К чаю папа нарезал и аккуратно выкладывал на блюдце маленькие кусочки банана и сникерса. В Германии это почему-то стало их излюбленным лакомством.

А перед сном они сортировали скопившийся за день мусор. Разделяли на три аккуратные кучки: в первой – бумажные отходы, во второй – пищевые, в третьей – металл, стекло и пластмасса. «Нельзя нарушать законы страны, которая тебя приняла», – говорил отец.

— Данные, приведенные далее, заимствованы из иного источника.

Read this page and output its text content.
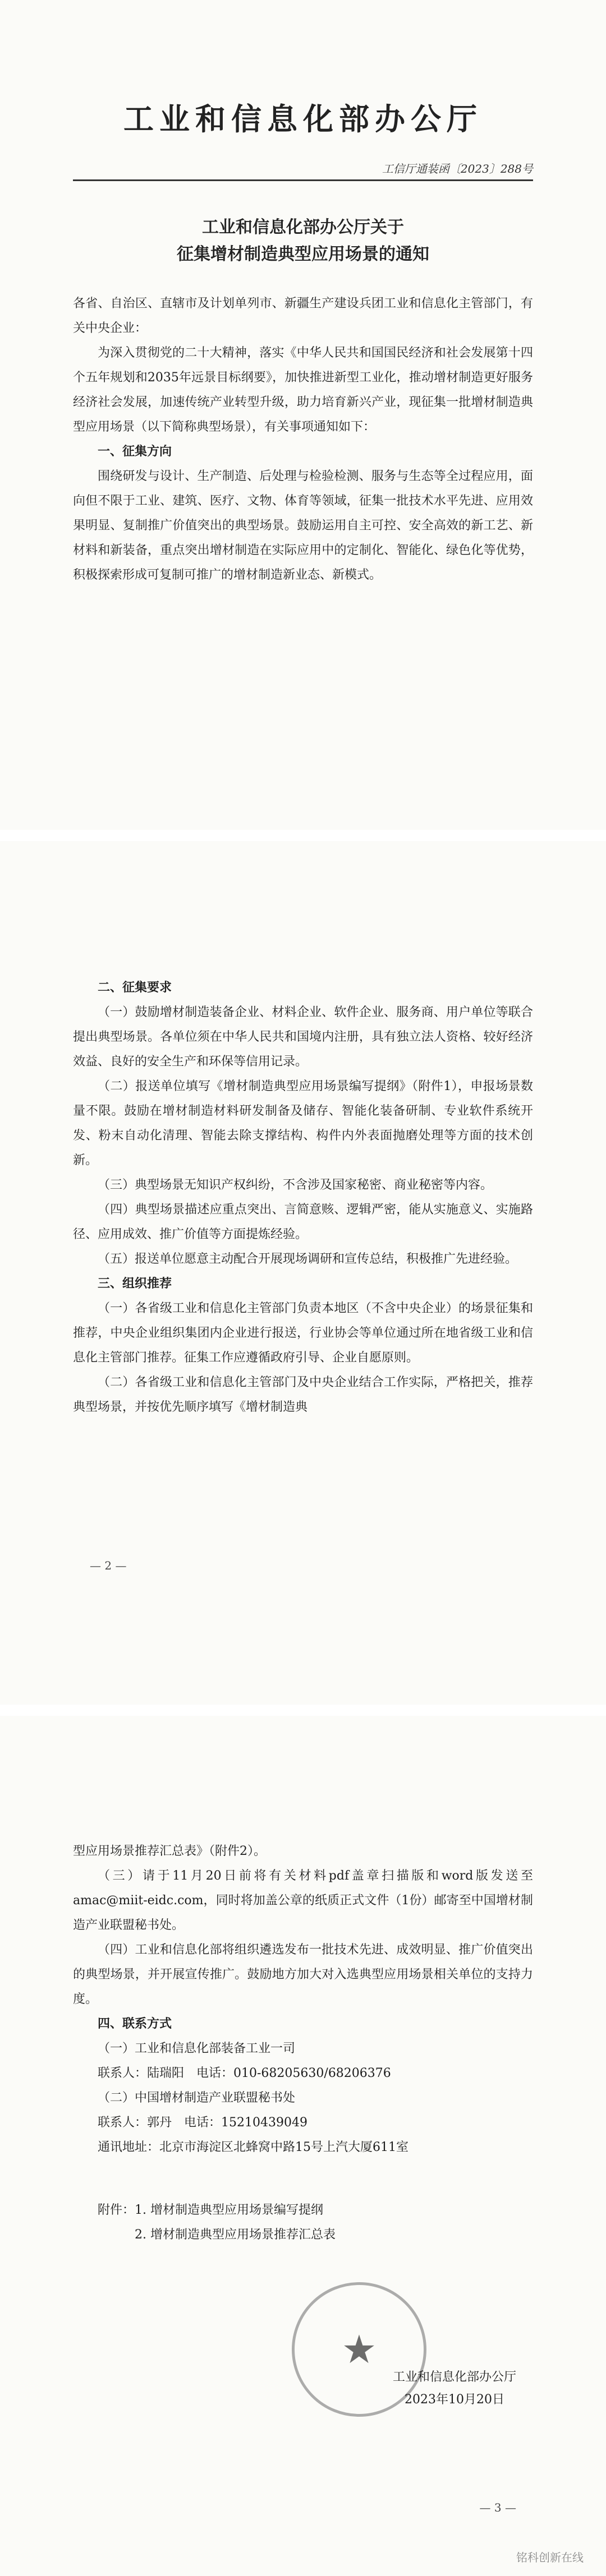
工业和信息化部办公厅
工信厅通装函〔2023〕288号
工业和信息化部办公厅关于
征集增材制造典型应用场景的通知

各省、自治区、直辖市及计划单列市、新疆生产建设兵团工业和信息化主管部门，有关中央企业：

为深入贯彻党的二十大精神，落实《中华人民共和国国民经济和社会发展第十四个五年规划和2035年远景目标纲要》，加快推进新型工业化，推动增材制造更好服务经济社会发展，加速传统产业转型升级，助力培育新兴产业，现征集一批增材制造典型应用场景（以下简称典型场景），有关事项通知如下：

一、征集方向

围绕研发与设计、生产制造、后处理与检验检测、服务与生态等全过程应用，面向但不限于工业、建筑、医疗、文物、体育等领域，征集一批技术水平先进、应用效果明显、复制推广价值突出的典型场景。鼓励运用自主可控、安全高效的新工艺、新材料和新装备，重点突出增材制造在实际应用中的定制化、智能化、绿色化等优势，积极探索形成可复制可推广的增材制造新业态、新模式。

二、征集要求

（一）鼓励增材制造装备企业、材料企业、软件企业、服务商、用户单位等联合提出典型场景。各单位须在中华人民共和国境内注册，具有独立法人资格、较好经济效益、良好的安全生产和环保等信用记录。

（二）报送单位填写《增材制造典型应用场景编写提纲》（附件1），申报场景数量不限。鼓励在增材制造材料研发制备及储存、智能化装备研制、专业软件系统开发、粉末自动化清理、智能去除支撑结构、构件内外表面抛磨处理等方面的技术创新。

（三）典型场景无知识产权纠纷，不含涉及国家秘密、商业秘密等内容。

（四）典型场景描述应重点突出、言简意赅、逻辑严密，能从实施意义、实施路径、应用成效、推广价值等方面提炼经验。

（五）报送单位愿意主动配合开展现场调研和宣传总结，积极推广先进经验。

三、组织推荐

（一）各省级工业和信息化主管部门负责本地区（不含中央企业）的场景征集和推荐，中央企业组织集团内企业进行报送，行业协会等单位通过所在地省级工业和信息化主管部门推荐。征集工作应遵循政府引导、企业自愿原则。

（二）各省级工业和信息化主管部门及中央企业结合工作实际，严格把关，推荐典型场景，并按优先顺序填写《增材制造典

— 2 —

型应用场景推荐汇总表》（附件2）。

（三）请于11月20日前将有关材料pdf盖章扫描版和word版发送至amac@miit-eidc.com，同时将加盖公章的纸质正式文件（1份）邮寄至中国增材制造产业联盟秘书处。

（四）工业和信息化部将组织遴选发布一批技术先进、成效明显、推广价值突出的典型场景，并开展宣传推广。鼓励地方加大对入选典型应用场景相关单位的支持力度。

四、联系方式

（一）工业和信息化部装备工业一司

联系人：陆瑞阳　电话：010-68205630/68206376

（二）中国增材制造产业联盟秘书处

联系人：郭丹　电话：15210439049

通讯地址：北京市海淀区北蜂窝中路15号上汽大厦611室

附件：1. 增材制造典型应用场景编写提纲
2. 增材制造典型应用场景推荐汇总表
★
工业和信息化部办公厅
2023年10月20日
— 3 —
铭科创新在线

Они все время звали меня в гости. Но сами приезжали в Россию лишь пару раз. Организация, платившая им «социал», не одобряла подобных путешествий. Не одобряли и соседи, русские немцы, с удовольствием писавшие на полунемецком подробнейшие отчеты в соответствующие инстанции.

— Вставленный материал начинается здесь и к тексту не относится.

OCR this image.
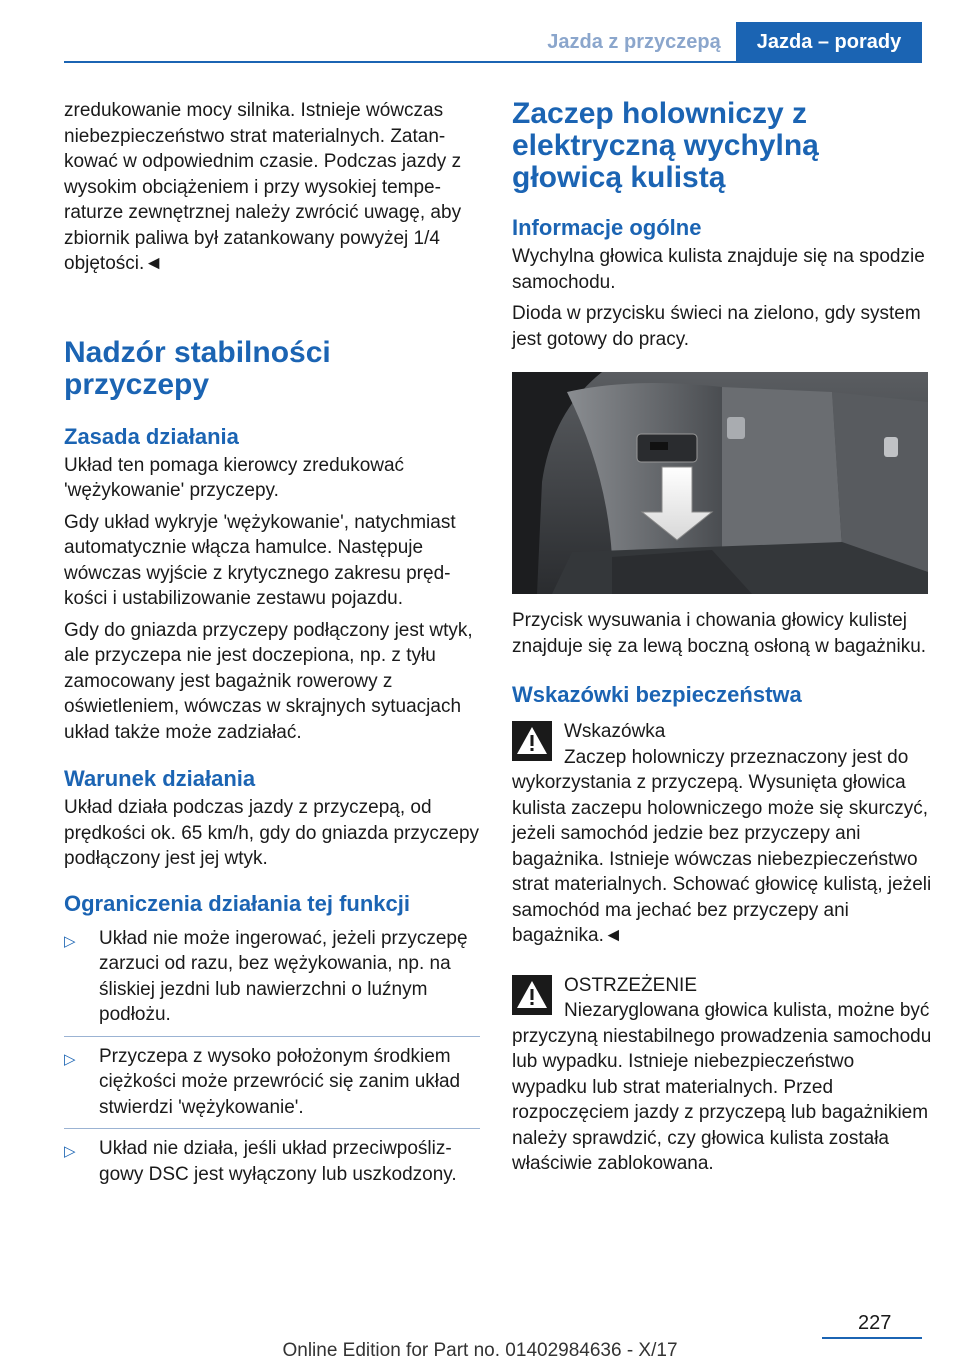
Jazda z przyczepą Jazda – porady

zredukowanie mocy silnika. Istnieje wówczas niebezpieczeństwo strat materialnych. Zatankować w odpowiednim czasie. Podczas jazdy z wysokim obciążeniem i przy wysokiej temperaturze zewnętrznej należy zwrócić uwagę, aby zbiornik paliwa był zatankowany powyżej 1/4 objętości.◄

Nadzór stabilności przyczepy
Zasada działania

Układ ten pomaga kierowcy zredukować 'wężykowanie' przyczepy.

Gdy układ wykryje 'wężykowanie', natychmiast automatycznie włącza hamulce. Następuje wówczas wyjście z krytycznego zakresu prędkości i ustabilizowanie zestawu pojazdu.

Gdy do gniazda przyczepy podłączony jest wtyk, ale przyczepa nie jest doczepiona, np. z tyłu zamocowany jest bagażnik rowerowy z oświetleniem, wówczas w skrajnych sytuacjach układ także może zadziałać.

Warunek działania

Układ działa podczas jazdy z przyczepą, od prędkości ok. 65 km/h, gdy do gniazda przyczepy podłączony jest jej wtyk.

Ograniczenia działania tej funkcji
▷ Układ nie może ingerować, jeżeli przyczepę zarzuci od razu, bez wężykowania, np. na śliskiej jezdni lub nawierzchni o luźnym podłożu.
▷ Przyczepa z wysoko położonym środkiem ciężkości może przewrócić się zanim układ stwierdzi 'wężykowanie'.
▷ Układ nie działa, jeśli układ przeciwpoślizgowy DSC jest wyłączony lub uszkodzony.
Zaczep holowniczy z elektryczną wychylną głowicą kulistą
Informacje ogólne

Wychylna głowica kulista znajduje się na spodzie samochodu.

Dioda w przycisku świeci na zielono, gdy system jest gotowy do pracy.

Przycisk wysuwania i chowania głowicy kulistej znajduje się za lewą boczną osłoną w bagażniku.

Wskazówki bezpieczeństwa

Wskazówka

Zaczep holowniczy przeznaczony jest do wykorzystania z przyczepą. Wysunięta głowica kulista zaczepu holowniczego może się skurczyć, jeżeli samochód jedzie bez przyczepy ani bagażnika. Istnieje wówczas niebezpieczeństwo strat materialnych. Schować głowicę kulistą, jeżeli samochód ma jechać bez przyczepy ani bagażnika.◄

OSTRZEŻENIE

Niezaryglowana głowica kulista, możne być przyczyną niestabilnego prowadzenia samochodu lub wypadku. Istnieje niebezpieczeństwo wypadku lub strat materialnych. Przed rozpoczęciem jazdy z przyczepą lub bagażnikiem należy sprawdzić, czy głowica kulista została właściwie zablokowana.

227
Online Edition for Part no. 01402984636 - X/17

Возможно, они бы хотели вернуться. Но уже не могли – у них не было сил. Новая жизнь – симпатичные тележки в супермаркетах, полупустые автобусы с плюшевыми сиденьями и улыбчивыми пассажирами, раздельные урны для органического и неорганического мусора, непонятная немецкая речь и вежливые кассиры – эта жизнь как-то сразу заставила их съежиться, придавила, превратила в нелепых и жалких старичков.

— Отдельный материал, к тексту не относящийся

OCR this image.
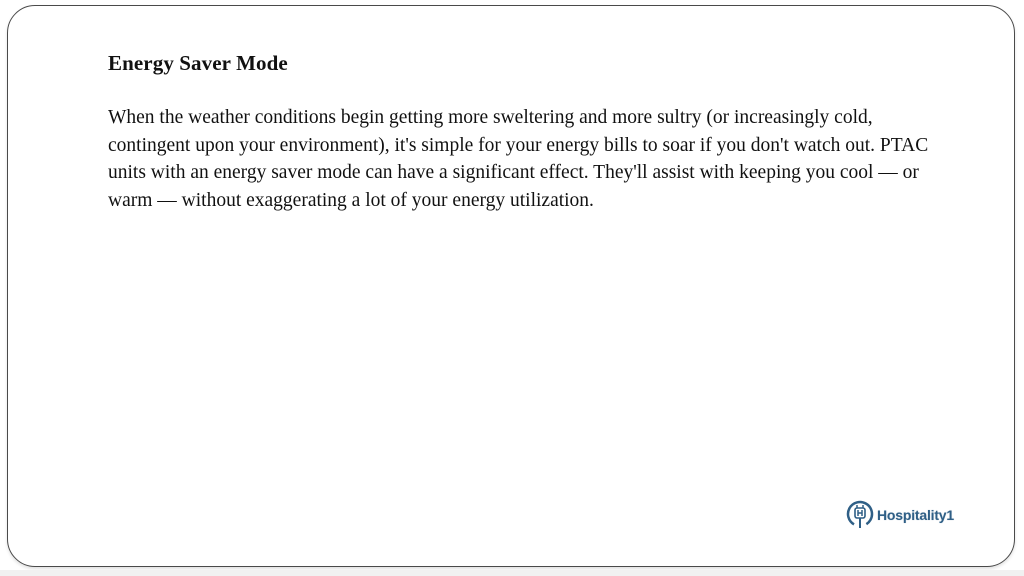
Energy Saver Mode

When the weather conditions begin getting more sweltering and more sultry (or increasingly cold, contingent upon your environment), it's simple for your energy bills to soar if you don't watch out. PTAC units with an energy saver mode can have a significant effect. They'll assist with keeping you cool — or warm — without exaggerating a lot of your energy utilization.

Hospitality1
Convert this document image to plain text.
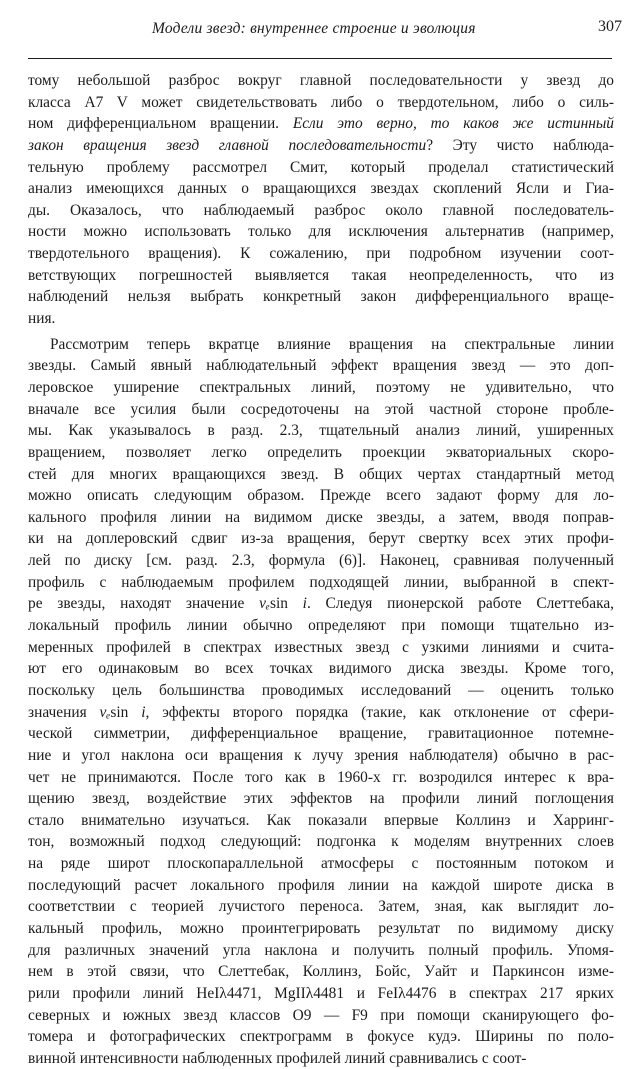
Модели звезд: внутреннее строение и эволюция	307
тому небольшой разброс вокруг главной последовательности у звезд до
класса A7 V может свидетельствовать либо о твердотельном, либо о силь-
ном дифференциальном вращении. Если это верно, то каков же истинный
закон вращения звезд главной последовательности? Эту чисто наблюда-
тельную проблему рассмотрел Смит, который проделал статистический
анализ имеющихся данных о вращающихся звездах скоплений Ясли и Гиа-
ды. Оказалось, что наблюдаемый разброс около главной последователь-
ности можно использовать только для исключения альтернатив (например,
твердотельного вращения). К сожалению, при подробном изучении соот-
ветствующих погрешностей выявляется такая неопределенность, что из
наблюдений нельзя выбрать конкретный закон дифференциального враще-
ния.
Рассмотрим теперь вкратце влияние вращения на спектральные линии
звезды. Самый явный наблюдательный эффект вращения звезд — это доп-
леровское уширение спектральных линий, поэтому не удивительно, что
вначале все усилия были сосредоточены на этой частной стороне пробле-
мы. Как указывалось в разд. 2.3, тщательный анализ линий, уширенных
вращением, позволяет легко определить проекции экваториальных скоро-
стей для многих вращающихся звезд. В общих чертах стандартный метод
можно описать следующим образом. Прежде всего задают форму для ло-
кального профиля линии на видимом диске звезды, а затем, вводя поправ-
ки на доплеровский сдвиг из-за вращения, берут свертку всех этих профи-
лей по диску [см. разд. 2.3, формула (6)]. Наконец, сравнивая полученный
профиль с наблюдаемым профилем подходящей линии, выбранной в спект-
ре звезды, находят значение vₑsin i. Следуя пионерской работе Слеттебака,
локальный профиль линии обычно определяют при помощи тщательно из-
меренных профилей в спектрах известных звезд с узкими линиями и счита-
ют его одинаковым во всех точках видимого диска звезды. Кроме того,
поскольку цель большинства проводимых исследований — оценить только
значения vₑsin i, эффекты второго порядка (такие, как отклонение от сфери-
ческой симметрии, дифференциальное вращение, гравитационное потемне-
ние и угол наклона оси вращения к лучу зрения наблюдателя) обычно в рас-
чет не принимаются. После того как в 1960-х гг. возродился интерес к вра-
щению звезд, воздействие этих эффектов на профили линий поглощения
стало внимательно изучаться. Как показали впервые Коллинз и Харринг-
тон, возможный подход следующий: подгонка к моделям внутренних слоев
на ряде широт плоскопараллельной атмосферы с постоянным потоком и
последующий расчет локального профиля линии на каждой широте диска в
соответствии с теорией лучистого переноса. Затем, зная, как выглядит ло-
кальный профиль, можно проинтегрировать результат по видимому диску
для различных значений угла наклона и получить полный профиль. Упомя-
нем в этой связи, что Слеттебак, Коллинз, Бойс, Уайт и Паркинсон изме-
рили профили линий HeIλ4471, MgIIλ4481 и FeIλ4476 в спектрах 217 ярких
северных и южных звезд классов O9 — F9 при помощи сканирующего фо-
томера и фотографических спектрограмм в фокусе кудэ. Ширины по поло-
винной интенсивности наблюденных профилей линий сравнивались с соот-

В последний раз я видела их год назад. Папа, совсем седой, сутулый, суетливый, болтливый, нарезал мне в тарелочку бананы и сникерсы. Я отказывалась. Он упирался. Говорил: «Сначала попробуй, а потом уже говори нет». У него сильно тряслись руки. Правая дужка его очков была обмотана коричневой изолентой. Мама, в дурацком зеленом костюме с распродажи, с непривычно короткой стрижкой, с непривычно пустыми глазами, рассеянно и не к месту улыбалась и показывала фотографии каких-то совершенно неизвестных мне дальних родственников, живущих теперь в Баварии. Я приехала к ним на пятнадцать дней, но улетела через неделю. Сказала, что в Москве у меня срочная съемка. Не выдержала этого дикого сочетания острой жалости и мертвенной скуки.

Теперь мне очень хотелось увидеть их…

Где-то минут за сорок до Кельна я, наконец, решилась. Я скрутила себе самокрутку, прошла в соседний вагон – для курящих, – выкурила ее там, скрутила еще одну, выкурила, вернулась в свой вагон, зашла в маленький опрятный сортир, закашлялась, сплюнула зеленую гадость в белоснежную раковину, а потом подняла голову и посмотрела на себя в зеркало.

Я еще ни разу не смотрелась в зеркало с тех пор, как увидела свое отражение там, в гостинице.

Я не закричала.

Я только подумала, что пора бы уже перестать думать о себе в первом лице. Думать о себе – «я». Потому что это не я.

В зеркале перед собой я увидела отталкивающего вида мужчину. Лет сорока. Очень грязного и уставшего. Его одутловатое, опухшее, с резкими чертами лицо покрывала многодневная черно-седая щетина. Маленькие темно-карие глазки, угнездившиеся по обе стороны переносицы, были больными и злыми. Нос шелушился. Кожа – довольно смуглая. Черные, жирные, проволочно-курчавые волосы с редкими вкраплениями седины сползали, извиваясь, по шее и скрывались за грязным воротником.

Скорее всего, он был полукровкой. Наполовину француз, наполовину араб.

Он разделся до пояса. Впалая волосатая грудь. Сморщенные лиловые соски-пуговки. Смуглый мешкообразный живот. Кривая дорожка коротких упругих завитков – от забитого грязью пупка до застежки на джинсах. И дальше, туда, вниз, вниз, туда, где уже не видно.

Он расстегнул ширинку, приспустил штаны и трусы и сразу почувствовал резкий кисло-соленый запах. Что-то вроде запаха завалявшегося на солнце козьего сыра и гнилых помидоров.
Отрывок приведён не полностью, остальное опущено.